DataSheet2_miR-3587 Inhibitor Attenuates Ferroptosis Following Renal Ischemia-Reperfusion Through HO-1.docx

Renal ischemia-reperfusion (IR) is frequently observed in patients who are critically ill, yet there are no reliable or effective approaches for the treatment of this condition. Ferroptosis, a form of programmed cell death, is regulated by key genes such as glutathione peroxidase 4 (GPX4) and heme oxygenase-1 (HMOX1) and participates in the injury of renal tubular epithelial cells during IR. This study aimed to investigate the miRNA-mRNA regulatory networks involved in ferroptosis following renal IR. Using bioinformatics analysis, HMOX1 was found to be significantly upregulated during the early stages of renal IR injury, and microRNA-3587 (miR-3587) was identified as a putative regulator of HMOX1. When a miR-3587 inhibitor was applied in a hypoxia-reoxygenation (HR) model system using renal tubular epithelial cells, HO-1 protein (encoded by HMOX1) expression was significantly increased relative to that observed in the HR group, with concomitant increases in GPX4 protein levels, enhanced cell viability, a reduction in malondialdehyde content, decreased Fe2+ level, and the restoration of normal mitochondrial membrane potential. Transmission electron microscopy showed a reduced or absent mitochondrial crest and a damaged mitochondrial outer membrane. Targeting of HMOX1 by miR-3587 was confirmed by luciferase reporter gene assay. In conclusion, these preliminary results indicate that inhibition of miR-3587 promotes HO-1 upregulation, thereby protecting renal tissues from IR-induced ferroptosis.

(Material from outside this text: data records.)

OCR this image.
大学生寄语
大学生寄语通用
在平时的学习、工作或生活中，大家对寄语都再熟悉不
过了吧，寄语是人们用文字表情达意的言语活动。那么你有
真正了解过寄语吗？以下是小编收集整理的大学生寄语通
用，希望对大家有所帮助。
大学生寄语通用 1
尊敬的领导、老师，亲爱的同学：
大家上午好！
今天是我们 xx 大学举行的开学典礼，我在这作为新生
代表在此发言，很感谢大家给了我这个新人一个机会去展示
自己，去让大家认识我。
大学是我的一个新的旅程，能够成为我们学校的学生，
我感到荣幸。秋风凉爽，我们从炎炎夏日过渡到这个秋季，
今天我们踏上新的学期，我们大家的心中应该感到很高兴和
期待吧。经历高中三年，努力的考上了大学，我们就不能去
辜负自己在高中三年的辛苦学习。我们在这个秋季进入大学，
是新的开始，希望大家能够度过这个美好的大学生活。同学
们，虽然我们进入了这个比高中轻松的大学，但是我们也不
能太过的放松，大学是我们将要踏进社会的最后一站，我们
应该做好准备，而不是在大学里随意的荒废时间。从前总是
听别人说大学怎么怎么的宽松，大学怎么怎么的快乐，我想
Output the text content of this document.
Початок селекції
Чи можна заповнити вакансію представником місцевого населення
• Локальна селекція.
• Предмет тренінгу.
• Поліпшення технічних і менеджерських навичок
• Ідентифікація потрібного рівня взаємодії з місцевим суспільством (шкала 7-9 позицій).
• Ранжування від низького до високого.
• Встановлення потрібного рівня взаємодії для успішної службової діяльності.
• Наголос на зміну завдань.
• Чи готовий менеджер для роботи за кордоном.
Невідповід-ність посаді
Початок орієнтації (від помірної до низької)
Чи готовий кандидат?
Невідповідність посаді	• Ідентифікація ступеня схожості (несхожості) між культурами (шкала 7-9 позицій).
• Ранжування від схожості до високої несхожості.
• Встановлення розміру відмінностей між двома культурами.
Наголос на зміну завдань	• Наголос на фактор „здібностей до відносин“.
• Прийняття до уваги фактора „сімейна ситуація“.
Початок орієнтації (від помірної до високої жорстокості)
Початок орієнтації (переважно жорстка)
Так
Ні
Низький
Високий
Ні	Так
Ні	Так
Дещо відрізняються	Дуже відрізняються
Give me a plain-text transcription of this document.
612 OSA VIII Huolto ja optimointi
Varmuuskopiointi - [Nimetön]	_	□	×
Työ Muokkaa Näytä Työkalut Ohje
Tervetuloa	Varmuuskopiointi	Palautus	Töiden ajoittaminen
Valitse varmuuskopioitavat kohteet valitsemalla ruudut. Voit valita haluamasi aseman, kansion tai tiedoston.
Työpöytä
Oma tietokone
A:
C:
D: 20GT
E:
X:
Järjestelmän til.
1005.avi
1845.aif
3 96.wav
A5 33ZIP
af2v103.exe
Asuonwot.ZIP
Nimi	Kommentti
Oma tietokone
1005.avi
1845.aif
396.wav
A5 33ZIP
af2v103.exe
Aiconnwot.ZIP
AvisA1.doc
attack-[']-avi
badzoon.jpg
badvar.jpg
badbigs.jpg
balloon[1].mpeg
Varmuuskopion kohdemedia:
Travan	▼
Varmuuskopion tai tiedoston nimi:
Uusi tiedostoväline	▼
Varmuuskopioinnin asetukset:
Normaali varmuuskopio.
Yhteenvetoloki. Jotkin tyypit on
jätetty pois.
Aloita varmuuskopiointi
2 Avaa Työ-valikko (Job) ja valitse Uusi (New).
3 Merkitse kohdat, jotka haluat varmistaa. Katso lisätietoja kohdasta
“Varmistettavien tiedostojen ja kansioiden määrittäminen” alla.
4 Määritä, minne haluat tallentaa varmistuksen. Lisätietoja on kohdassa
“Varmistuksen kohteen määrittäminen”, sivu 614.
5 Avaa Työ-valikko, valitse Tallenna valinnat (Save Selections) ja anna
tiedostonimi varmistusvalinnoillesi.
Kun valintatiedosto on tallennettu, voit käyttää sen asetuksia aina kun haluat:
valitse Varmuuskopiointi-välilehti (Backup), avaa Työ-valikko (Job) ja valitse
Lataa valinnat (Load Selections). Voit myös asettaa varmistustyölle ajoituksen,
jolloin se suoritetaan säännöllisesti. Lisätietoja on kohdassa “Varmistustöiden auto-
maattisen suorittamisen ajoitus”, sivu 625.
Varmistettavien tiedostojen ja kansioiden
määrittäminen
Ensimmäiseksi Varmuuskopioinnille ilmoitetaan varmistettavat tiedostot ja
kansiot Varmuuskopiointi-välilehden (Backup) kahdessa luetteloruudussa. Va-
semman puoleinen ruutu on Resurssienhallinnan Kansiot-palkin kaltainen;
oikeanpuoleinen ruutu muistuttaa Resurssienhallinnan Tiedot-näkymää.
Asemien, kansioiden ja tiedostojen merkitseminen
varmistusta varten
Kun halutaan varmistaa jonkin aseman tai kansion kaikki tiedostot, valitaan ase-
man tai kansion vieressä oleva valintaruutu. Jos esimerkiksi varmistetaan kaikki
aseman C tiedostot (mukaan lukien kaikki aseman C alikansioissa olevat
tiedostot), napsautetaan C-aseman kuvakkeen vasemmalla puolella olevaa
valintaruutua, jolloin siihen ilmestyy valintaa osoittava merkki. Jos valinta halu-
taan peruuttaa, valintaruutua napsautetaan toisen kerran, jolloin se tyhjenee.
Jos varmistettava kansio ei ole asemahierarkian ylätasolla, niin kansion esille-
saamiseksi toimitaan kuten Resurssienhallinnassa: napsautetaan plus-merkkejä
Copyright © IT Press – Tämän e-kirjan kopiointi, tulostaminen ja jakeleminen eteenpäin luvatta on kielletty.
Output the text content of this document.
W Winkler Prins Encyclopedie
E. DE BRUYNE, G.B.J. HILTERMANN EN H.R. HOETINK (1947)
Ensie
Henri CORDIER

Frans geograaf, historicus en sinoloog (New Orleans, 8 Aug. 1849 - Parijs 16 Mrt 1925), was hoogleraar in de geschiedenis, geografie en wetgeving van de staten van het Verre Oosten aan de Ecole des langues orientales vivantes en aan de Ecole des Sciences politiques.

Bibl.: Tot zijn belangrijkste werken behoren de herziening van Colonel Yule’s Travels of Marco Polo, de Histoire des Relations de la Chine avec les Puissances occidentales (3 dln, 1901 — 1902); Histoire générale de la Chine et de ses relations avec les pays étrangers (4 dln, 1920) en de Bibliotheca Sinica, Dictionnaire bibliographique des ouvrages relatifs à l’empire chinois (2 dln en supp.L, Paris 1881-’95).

肾缺血再灌注（Renal ischemia-reperfusion, IR）在重症患者中较为常见，但目前尚无可靠有效的治疗手段。铁死亡（Ferroptosis）是一种程序性细胞死亡形式，受谷胱甘肽过氧化物酶4（glutathione peroxidase 4, GPX4）、血红素氧合酶-1（heme oxygenase-1, HMOX1）等关键基因调控，并参与缺血再灌注损伤过程中肾小管上皮细胞的损伤。本研究旨在探讨肾缺血再灌注后铁死亡相关的miRNA-mRNA调控网络。通过生物信息学分析，研究人员发现HMOX1在肾缺血再灌注损伤早期显著上调，并鉴定出microRNA-3587（miR-3587）作为HMOX1的潜在调控因子。在使用肾小管上皮细胞构建的缺氧复氧（hypoxia-reoxygenation, HR）模型中，施加miR-3587抑制剂后，由HMOX1编码的HO-1蛋白表达量较缺氧复氧组显著升高，同时GPX4蛋白水平也随之升高，细胞活力增强，丙二醛含量降低，Fe²+水平下降，线粒体膜电位恢复正常。透射电镜观察显示，线粒体嵴减少或消失，线粒体外膜受损。双荧光素酶报告基因实验（luciferase reporter gene assay）证实了miR-3587对HMOX1的靶向调控作用。综上，这些初步结果表明，抑制miR-3587可促进HO-1上调，从而保护肾组织免受缺血再灌注诱导的铁死亡损伤。